Soon, Djokovic was donning a shirt with “24” and “Mamba Forever” written on it as a tribute to the late NBA star Kobe Bryant, who wore that jersey number. And on top of that went a white jacket with the same significant number stamped on the chest.
As good as ever, Djokovic went 27-1 in the sport’s most prestigious events this season: The lone blemish was a loss to Carlos Alcaraz in the final at Wimbledon in July. Djokovic will rise to No. 1 in the rankings on Monday, overtaking Alcaraz, who was the defending champion at Flushing Meadows but was eliminated by No. 3 Medvedev.

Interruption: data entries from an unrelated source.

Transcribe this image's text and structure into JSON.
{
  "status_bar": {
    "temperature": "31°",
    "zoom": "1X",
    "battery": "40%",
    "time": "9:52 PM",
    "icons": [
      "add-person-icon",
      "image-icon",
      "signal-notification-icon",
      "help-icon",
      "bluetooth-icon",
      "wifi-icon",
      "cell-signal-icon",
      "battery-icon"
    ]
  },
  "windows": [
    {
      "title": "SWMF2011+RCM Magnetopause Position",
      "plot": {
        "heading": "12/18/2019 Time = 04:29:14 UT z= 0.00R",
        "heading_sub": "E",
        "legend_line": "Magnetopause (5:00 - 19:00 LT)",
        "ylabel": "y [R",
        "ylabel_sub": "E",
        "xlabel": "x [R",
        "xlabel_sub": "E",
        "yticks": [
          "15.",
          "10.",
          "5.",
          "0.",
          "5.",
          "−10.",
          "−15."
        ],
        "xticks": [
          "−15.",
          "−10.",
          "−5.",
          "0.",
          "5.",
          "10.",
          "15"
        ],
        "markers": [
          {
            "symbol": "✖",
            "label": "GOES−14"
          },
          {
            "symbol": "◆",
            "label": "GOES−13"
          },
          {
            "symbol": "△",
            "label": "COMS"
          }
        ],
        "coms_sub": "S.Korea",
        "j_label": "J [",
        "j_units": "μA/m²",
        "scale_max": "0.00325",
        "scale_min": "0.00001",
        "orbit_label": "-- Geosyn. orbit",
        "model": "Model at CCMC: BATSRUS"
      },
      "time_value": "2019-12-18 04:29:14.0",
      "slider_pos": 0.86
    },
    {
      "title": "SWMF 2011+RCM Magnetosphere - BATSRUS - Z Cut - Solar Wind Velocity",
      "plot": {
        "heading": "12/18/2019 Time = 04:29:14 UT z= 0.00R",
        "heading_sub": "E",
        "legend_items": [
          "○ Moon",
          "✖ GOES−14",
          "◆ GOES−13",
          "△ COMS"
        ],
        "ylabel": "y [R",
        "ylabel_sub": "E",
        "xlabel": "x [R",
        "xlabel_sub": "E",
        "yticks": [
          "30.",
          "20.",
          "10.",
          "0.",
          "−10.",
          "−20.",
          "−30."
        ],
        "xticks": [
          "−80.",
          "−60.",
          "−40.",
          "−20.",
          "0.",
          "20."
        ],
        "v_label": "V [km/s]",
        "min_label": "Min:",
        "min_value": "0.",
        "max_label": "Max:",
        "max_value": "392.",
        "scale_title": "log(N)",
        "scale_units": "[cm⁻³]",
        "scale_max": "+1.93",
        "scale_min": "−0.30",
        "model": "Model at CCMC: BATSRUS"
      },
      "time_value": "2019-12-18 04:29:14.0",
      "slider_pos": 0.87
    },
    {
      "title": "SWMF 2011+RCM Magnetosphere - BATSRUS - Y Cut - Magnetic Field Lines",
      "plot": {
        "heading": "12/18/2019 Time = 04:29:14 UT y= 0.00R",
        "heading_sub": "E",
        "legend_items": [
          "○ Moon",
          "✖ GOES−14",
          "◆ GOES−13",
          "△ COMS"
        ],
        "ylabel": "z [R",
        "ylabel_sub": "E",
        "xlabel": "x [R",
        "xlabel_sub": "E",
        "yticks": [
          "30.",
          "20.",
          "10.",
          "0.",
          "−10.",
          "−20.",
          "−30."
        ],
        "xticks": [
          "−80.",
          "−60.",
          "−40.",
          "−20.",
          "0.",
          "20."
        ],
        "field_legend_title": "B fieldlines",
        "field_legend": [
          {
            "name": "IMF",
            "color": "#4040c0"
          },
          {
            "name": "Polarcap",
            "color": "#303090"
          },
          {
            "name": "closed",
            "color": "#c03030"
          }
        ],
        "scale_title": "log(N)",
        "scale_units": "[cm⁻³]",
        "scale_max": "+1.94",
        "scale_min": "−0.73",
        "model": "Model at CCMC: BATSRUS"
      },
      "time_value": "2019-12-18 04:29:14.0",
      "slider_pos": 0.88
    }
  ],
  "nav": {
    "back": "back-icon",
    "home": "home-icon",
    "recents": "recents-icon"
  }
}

At the start Sunday, with the Arthur Ashe Stadium retractable roof shut because of rain in the forecast, Djokovic was comfortable as can be. No sign of the occasion weighing on him, no trace of the tension he acknowledged briefly arose late in his semifinal against unseeded American Ben Shelton.
His exemplary movement good as ever, every stroke just so, Djokovic came out as his best self. He grabbed 12 of the first 16 points – three via aces perfectly placed, and with pace, and four via exchanges that lasted 10 strokes or more – along the way to leads of 3-0 and 4-1.
Medvedev, in contrast, seemed tight, jittery, the looping swings of his white racket breaking down repeatedly, whether on a trio of double-faults in the opening set or during the lengthier points, other than on one 37-shot back-and-forth that ended when Djokovic blinked, stumbling as he flubbed a backhand.
Beyond that, though, Djokovic was as reliable as a metronome, anticipating nearly everything headed his way and scurrying this way and that to retrieve and respond, as is his wont.